Jeanne-A Debats : C'est un hommage, bien sûr, et puis un coup de coude dans les côtes, et puis un petit coup de pied dans les couilles, aussi (rires). Mais oui, il y a beaucoup de tendresse et de parodie en même temps. Les deux. Et puis on ne parodie bien que ce qu'on aime bien.
C'est cela, Testament, en fait. Et ça me permet en même temps de faire passer ce que j'ai envie de faire passer en tant qu'écrivain ; c'est-à-dire que, la bit-lit, à la base, c'est quelque chose de très intéressant du point de vue du message puisque c'est une littérature qui a été pensée "pour les femmes", et on leur a présenté des héroïnes qui avaient quand même... une certaine forme de caractère. Je pense à Anita Blake d'abord, ou Buffy contre les vampires par exemple. Donc, c'est aussi un hommage à ce genre de littérature qui était un peu "de gare" et à la fois très subversive. J'ai continué dans le subversif. Enfin, j'espère.
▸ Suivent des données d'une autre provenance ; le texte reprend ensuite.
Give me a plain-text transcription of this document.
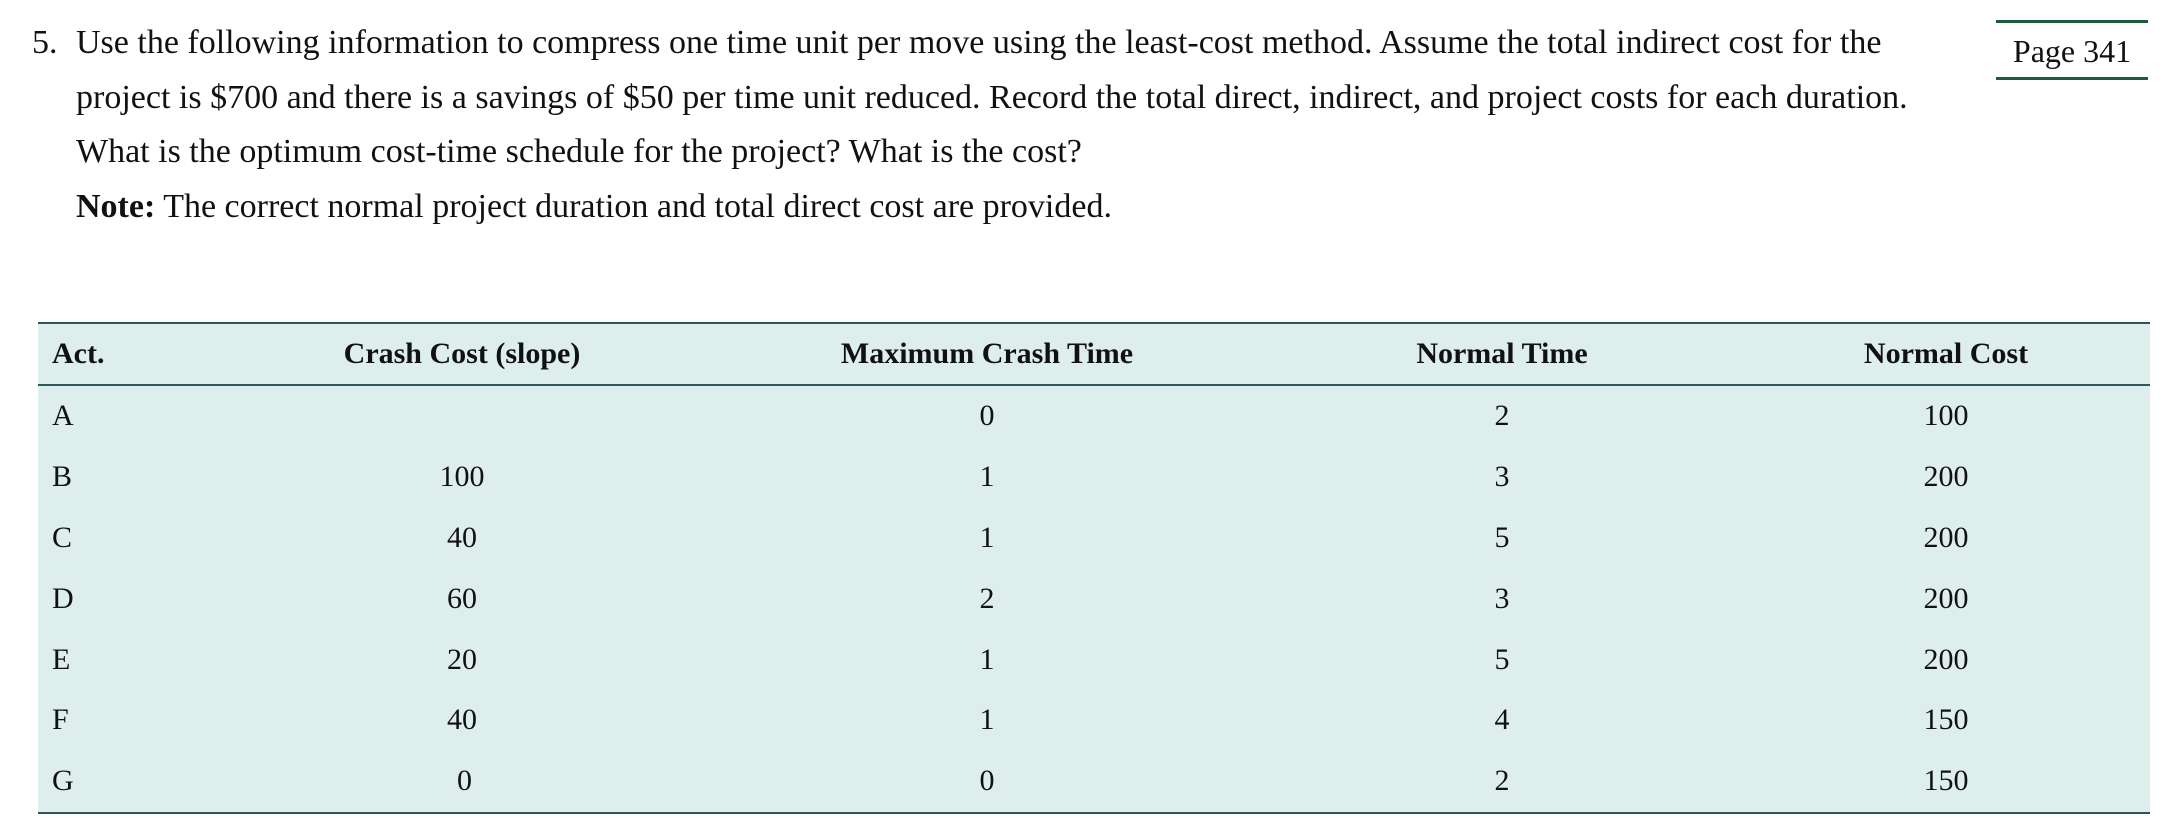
5. Use the following information to compress one time unit per move using the least-cost method. Assume the total indirect cost for the project is $700 and there is a savings of $50 per time unit reduced. Record the total direct, indirect, and project costs for each duration. What is the optimum cost-time schedule for the project? What is the cost?
Note: The correct normal project duration and total direct cost are provided.
Page 341
Act.	Crash Cost (slope)	Maximum Crash Time	Normal Time	Normal Cost
A		0	2	100
B	100	1	3	200
C	40	1	5	200
D	60	2	3	200
E	20	1	5	200
F	40	1	4	150
G	0	0	2	150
M : Certes. Qu'est-ce qui t'intéresse dans le personnage du vampire ? Est-ce que c'est le côté subversif, justement ?
JAD : Ah oui ! Transgressif et libre à la fois. Et puis je n'arrive pas à imaginer que l'immortalité n'apporte pas une certaine forme de sagesse... quand on n'a que 80 ans devant soi, je veux bien qu'on reste un gros con raciste, par exemple, mais au bout de 500 ans, quand on a vu tout ce qu'on a vu, à moins qu'on soit resté enfermé dans sa grotte pendu au plafond, je ne peux pas comprendre qu'on le reste. Et c'est d'ailleurs ce que ne fait pas Navarre.
M : Et ce qu'a tendance à faire l'autre, là...
JAD : Mais Herfauges il n'est pas raciste, il est juste d'un égocentrisme... fabuleux. Il n'est même pas sexiste non plus. Il ne pense qu'à lui. Les autres, qu'ils soient mâles ou femelles, verts ou jaunes, c'est de la nourriture, ou des adversaires, point. C'est un sale garçon. Il est attachant, quand même, il est rigolo. Moi je l'aime bien.
M : Beh oui. Il est l'archétype même de la séduction, finalement, plus que Navarre, quelque part.
JAD : Alors, le point commun qu'ils ont tous les deux, et qui en fait des êtres séduisants, c'est qu'ils assument. Ce qu'ils sont. Herfauges ne se raconte jamais qu'il agit pour de nobles motifs, et Navarre... pas guère non plus. Et c'est ça qui me les rend intéressants. Et c'est pour cela qu'Herfauges est séduisant, effectivement, parce qu'il n'a aucun remords, puisqu'il assume totalement ce qu'il est. Ce n'est pas un hypocrite, ce n'est pas un bigot, c'est quelqu'un qui va à fond. Alors, en conséquence, c'est aussi un adversaire qu'il faut combattre à fond. Mais il est digne d'intérêt.
M : Qu'est-ce que tu écris à l'heure actuelle ?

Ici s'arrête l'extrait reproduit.